# **openai api , faiss를 부른다**

In [None]:
pip install faiss-cpu openai # faiss는 openai 호출 전 rag활용 목적

In [None]:
import openai
import os
import faiss
import numpy as np
from sentence_transformers import SentenceTransformer # sentence_transformers로 단어간이 아니라 문장 간의 유사성을 벡터공간에서 찾는다
import torch
from transformers import AutoTokenizer, AutoModelForCausalLM
from transformers import pipeline

import json
import time

# **openai 키**

In [None]:
openai.api_key = "Your api key here"

# **논문의 데이터 다운로드**

In [None]:
!pip install requests
import requests

In [None]:
# URL 설정
url = "https://raw.githubusercontent.com/ymt9/GSMIR/refs/heads/master/IR.json"

# 요청하여 데이터 다운로드
response = requests.get(url)

# 요청이 성공했는지 확인
if response.status_code == 200:
    # JSON 데이터를 파일로 저장
    with open("IR.json", "wb") as file:
        file.write(response.content)
    print("다운로드 완료: IR.json 파일이 저장되었습니다.")
else:
    print(f"파일 다운로드 실패. 상태 코드: {response.status_code}")

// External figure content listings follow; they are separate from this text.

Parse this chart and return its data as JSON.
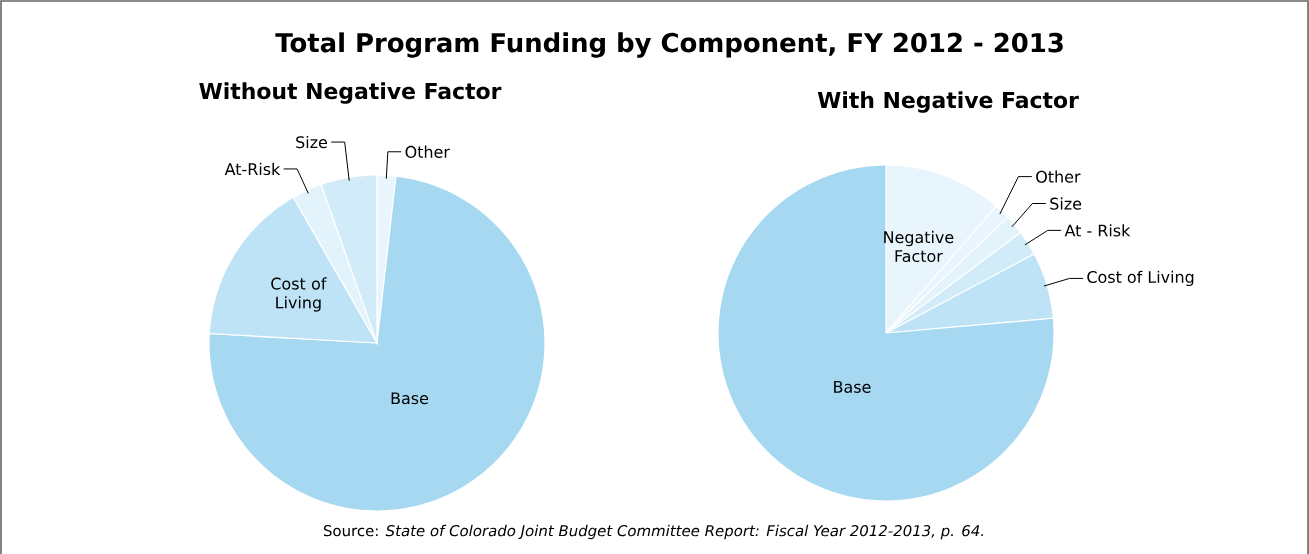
{
  "chart_data": [
    {
      "type": "pie",
      "title": "Total Program Funding by Component, FY 2012 - 2013",
      "subtitle": "Without Negative Factor",
      "categories": [
        "Other",
        "Base",
        "Cost of Living",
        "At-Risk",
        "Size"
      ],
      "values": [
        1.8,
        74.1,
        15.8,
        2.9,
        5.4
      ],
      "colors": [
        "#e8f5fc",
        "#a6d8f2",
        "#bfe3f6",
        "#e2f3fc",
        "#d2ebf9"
      ],
      "annotations": [
        "Source: *State of Colorado Joint Budget Committee Report: Fiscal Year 2012-2013, p. 64.*"
      ]
    },
    {
      "type": "pie",
      "subtitle": "With Negative Factor",
      "categories": [
        "Negative Factor",
        "Other",
        "Size",
        "At - Risk",
        "Cost of Living",
        "Base"
      ],
      "values": [
        11.4,
        1.5,
        1.9,
        2.4,
        6.4,
        76.4
      ],
      "colors": [
        "#e8f5fc",
        "#e8f5fc",
        "#e2f3fc",
        "#d2ebf9",
        "#bfe3f6",
        "#a6d8f2"
      ]
    }
  ]
}
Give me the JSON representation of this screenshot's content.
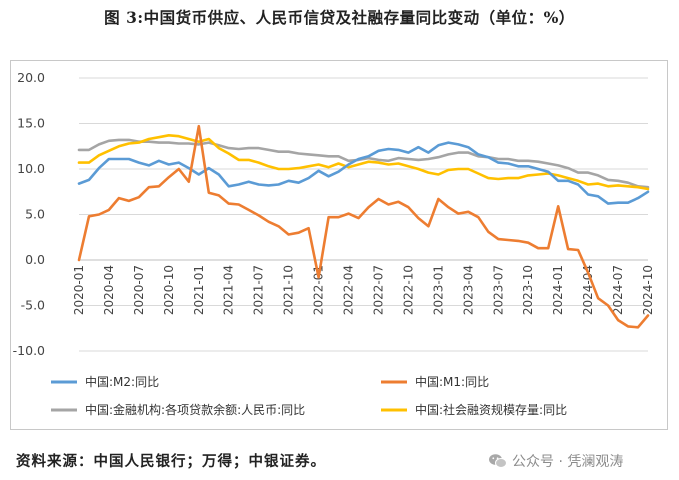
{
  "title": "图 3:中国货币供应、人民币信贷及社融存量同比变动（单位：%）",
  "source_note": "资料来源：中国人民银行；万得；中银证券。",
  "watermark": "公众号 · 凭澜观涛",
  "chart_data": {
    "type": "line",
    "title": "",
    "xlabel": "",
    "ylabel": "",
    "ylim": [
      -10,
      20
    ],
    "yticks": [
      "20.0",
      "15.0",
      "10.0",
      "5.0",
      "0.0",
      "-5.0",
      "-10.0"
    ],
    "ytick_values": [
      20,
      15,
      10,
      5,
      0,
      -5,
      -10
    ],
    "grid": true,
    "legend_position": "bottom",
    "x": [
      "2020-01",
      "2020-02",
      "2020-03",
      "2020-04",
      "2020-05",
      "2020-06",
      "2020-07",
      "2020-08",
      "2020-09",
      "2020-10",
      "2020-11",
      "2020-12",
      "2021-01",
      "2021-02",
      "2021-03",
      "2021-04",
      "2021-05",
      "2021-06",
      "2021-07",
      "2021-08",
      "2021-09",
      "2021-10",
      "2021-11",
      "2021-12",
      "2022-01",
      "2022-02",
      "2022-03",
      "2022-04",
      "2022-05",
      "2022-06",
      "2022-07",
      "2022-08",
      "2022-09",
      "2022-10",
      "2022-11",
      "2022-12",
      "2023-01",
      "2023-02",
      "2023-03",
      "2023-04",
      "2023-05",
      "2023-06",
      "2023-07",
      "2023-08",
      "2023-09",
      "2023-10",
      "2023-11",
      "2023-12",
      "2024-01",
      "2024-02",
      "2024-03",
      "2024-04",
      "2024-05",
      "2024-06",
      "2024-07",
      "2024-08",
      "2024-09",
      "2024-10"
    ],
    "x_tick_labels": [
      "2020-01",
      "2020-04",
      "2020-07",
      "2020-10",
      "2021-01",
      "2021-04",
      "2021-07",
      "2021-10",
      "2022-01",
      "2022-04",
      "2022-07",
      "2022-10",
      "2023-01",
      "2023-04",
      "2023-07",
      "2023-10",
      "2024-01",
      "2024-04",
      "2024-07",
      "2024-10"
    ],
    "series": [
      {
        "name": "中国:M2:同比",
        "color": "#5b9bd5",
        "values": [
          8.4,
          8.8,
          10.1,
          11.1,
          11.1,
          11.1,
          10.7,
          10.4,
          10.9,
          10.5,
          10.7,
          10.1,
          9.4,
          10.1,
          9.4,
          8.1,
          8.3,
          8.6,
          8.3,
          8.2,
          8.3,
          8.7,
          8.5,
          9.0,
          9.8,
          9.2,
          9.7,
          10.5,
          11.1,
          11.4,
          12.0,
          12.2,
          12.1,
          11.8,
          12.4,
          11.8,
          12.6,
          12.9,
          12.7,
          12.4,
          11.6,
          11.3,
          10.7,
          10.6,
          10.3,
          10.3,
          10.0,
          9.7,
          8.7,
          8.7,
          8.3,
          7.2,
          7.0,
          6.2,
          6.3,
          6.3,
          6.8,
          7.5
        ]
      },
      {
        "name": "中国:M1:同比",
        "color": "#ed7d31",
        "values": [
          0.0,
          4.8,
          5.0,
          5.5,
          6.8,
          6.5,
          6.9,
          8.0,
          8.1,
          9.1,
          10.0,
          8.6,
          14.7,
          7.4,
          7.1,
          6.2,
          6.1,
          5.5,
          4.9,
          4.2,
          3.7,
          2.8,
          3.0,
          3.5,
          -1.9,
          4.7,
          4.7,
          5.1,
          4.6,
          5.8,
          6.7,
          6.1,
          6.4,
          5.8,
          4.6,
          3.7,
          6.7,
          5.8,
          5.1,
          5.3,
          4.7,
          3.1,
          2.3,
          2.2,
          2.1,
          1.9,
          1.3,
          1.3,
          5.9,
          1.2,
          1.1,
          -1.4,
          -4.2,
          -5.0,
          -6.6,
          -7.3,
          -7.4,
          -6.1
        ]
      },
      {
        "name": "中国:金融机构:各项贷款余额:人民币:同比",
        "color": "#a5a5a5",
        "values": [
          12.1,
          12.1,
          12.7,
          13.1,
          13.2,
          13.2,
          13.0,
          13.0,
          12.9,
          12.9,
          12.8,
          12.8,
          12.7,
          12.9,
          12.6,
          12.3,
          12.2,
          12.3,
          12.3,
          12.1,
          11.9,
          11.9,
          11.7,
          11.6,
          11.5,
          11.4,
          11.4,
          10.9,
          11.0,
          11.2,
          11.0,
          10.9,
          11.2,
          11.1,
          11.0,
          11.1,
          11.3,
          11.6,
          11.8,
          11.8,
          11.4,
          11.3,
          11.1,
          11.1,
          10.9,
          10.9,
          10.8,
          10.6,
          10.4,
          10.1,
          9.6,
          9.6,
          9.3,
          8.8,
          8.7,
          8.5,
          8.1,
          8.0
        ]
      },
      {
        "name": "中国:社会融资规模存量:同比",
        "color": "#ffc000",
        "values": [
          10.7,
          10.7,
          11.5,
          12.0,
          12.5,
          12.8,
          12.9,
          13.3,
          13.5,
          13.7,
          13.6,
          13.3,
          13.0,
          13.3,
          12.3,
          11.7,
          11.0,
          11.0,
          10.7,
          10.3,
          10.0,
          10.0,
          10.1,
          10.3,
          10.5,
          10.2,
          10.6,
          10.2,
          10.5,
          10.8,
          10.7,
          10.5,
          10.6,
          10.3,
          10.0,
          9.6,
          9.4,
          9.9,
          10.0,
          10.0,
          9.5,
          9.0,
          8.9,
          9.0,
          9.0,
          9.3,
          9.4,
          9.5,
          9.3,
          9.0,
          8.7,
          8.3,
          8.4,
          8.1,
          8.2,
          8.1,
          8.0,
          7.8
        ]
      }
    ]
  }
}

다운로드 완료: IR.json 파일이 저장되었습니다.


구글 드라이브 마운트

In [None]:
from google.colab import drive
drive.mount('/content/drive')

Drive already mounted at /content/drive; to attempt to forcibly remount, call drive.mount("/content/drive", force_remount=True).


In [None]:
# 파일을 Google Drive로 이동
!cp /content/IR.json /content/drive/MyDrive/IR.json

MyDrive에서 json 파일 읽어오기

In [None]:
# JSON 파일 경로 설정
file_path = '/content/drive/MyDrive/IR.json'  # 파일 경로 수정

# JSON 파일 열고 데이터 로드
with open(file_path, 'r') as f:
    data = json.load(f)

data 출력

In [None]:
print(data)

# **문서 임베딩 공간 생성**

# **받아온 논문의 데이터를 SentenceTransformer에 넣을 수 있는 document로 형식을 변환**

context , question , answer , con를 받아 무엇이 irrelevant 단어들인지 **파악한다**

In [None]:
# documents 리스트 생성
documents = []
for item in data["data"]:
    # 각 항목의 텍스트 필드를 결합하여 하나의 문자열로 생성
    document_text = f"{item['context']} {item['question']} {item['answer']} {item['con']}"
    documents.append(document_text)

documents 결과 확인

In [None]:
documents

document

In [None]:
# 사전 학습된 임베딩 모델 로드 (예: all-MiniLM-L6-v2)
embedding_model = SentenceTransformer("all-MiniLM-L6-v2")
doc_embeddings = embedding_model.encode(documents)

In [None]:
# 2. FAISS 인덱스 구축
index = faiss.IndexFlatL2(doc_embeddings.shape[1])  # L2 거리 사용
index.add(np.array(doc_embeddings))  # 임베딩 추가

In [None]:
# 3. 질문을 통한 관련 문서 검색
def retrieve_relevant_documents(query, top_k=2):
    query_embedding = embedding_model.encode([query])
    distances, indices = index.search(np.array(query_embedding), top_k)
    return [documents[i] for i in indices[0]]

## **ChatGPT API 호출**

In [None]:
# 4. ChatGPT API 호출
def generate_answer(query):
    # 질문에 관련된 문서 검색
    related_docs = retrieve_relevant_documents(query)
    context = "\n".join(related_docs)  # 검색된 문서들을 하나의 텍스트로 결합

    # ChatGPT API 호출
    response = openai.ChatCompletion.create(
        model="gpt-4o-mini",
        messages=[
            {"role": "system", "content": "You are a helpful assistant."},
            {"role": "user", "content": f"Context: {context}\nQuestion: {query}"},
        ],
        max_tokens=1000,
        temperature=0.7
    )

    return response.choices[0].message["content"]

###
#rag를 쓰지 않는 chatgpt api 호출

# 4. ChatGPT API 호출
def generate_answer_without_context(query):

    # ChatGPT API 호출
    response = openai.ChatCompletion.create(
        model="gpt-4o-mini",
        messages=[
            {"role": "system", "content": "You are a helpful assistant."},
            {"role": "user", "content": f"Question: {query}"},
        ],
        max_tokens=1000,
        temperature=0.7
    )

    return response.choices[0].message["content"]

# **출력 결과**

질문

# **generate_answer에 오류가 생기므로 openai 버전을 downgrade시킨다**

In [None]:
!pip install openai==0.28

# **Original query**

In [None]:
query = "John pays for half the cost of raising a child. It cost $10,000 a year for the first 8 years and then twice that much per year until the child is 18. University tuition then costs $250,000. How much did it cost?"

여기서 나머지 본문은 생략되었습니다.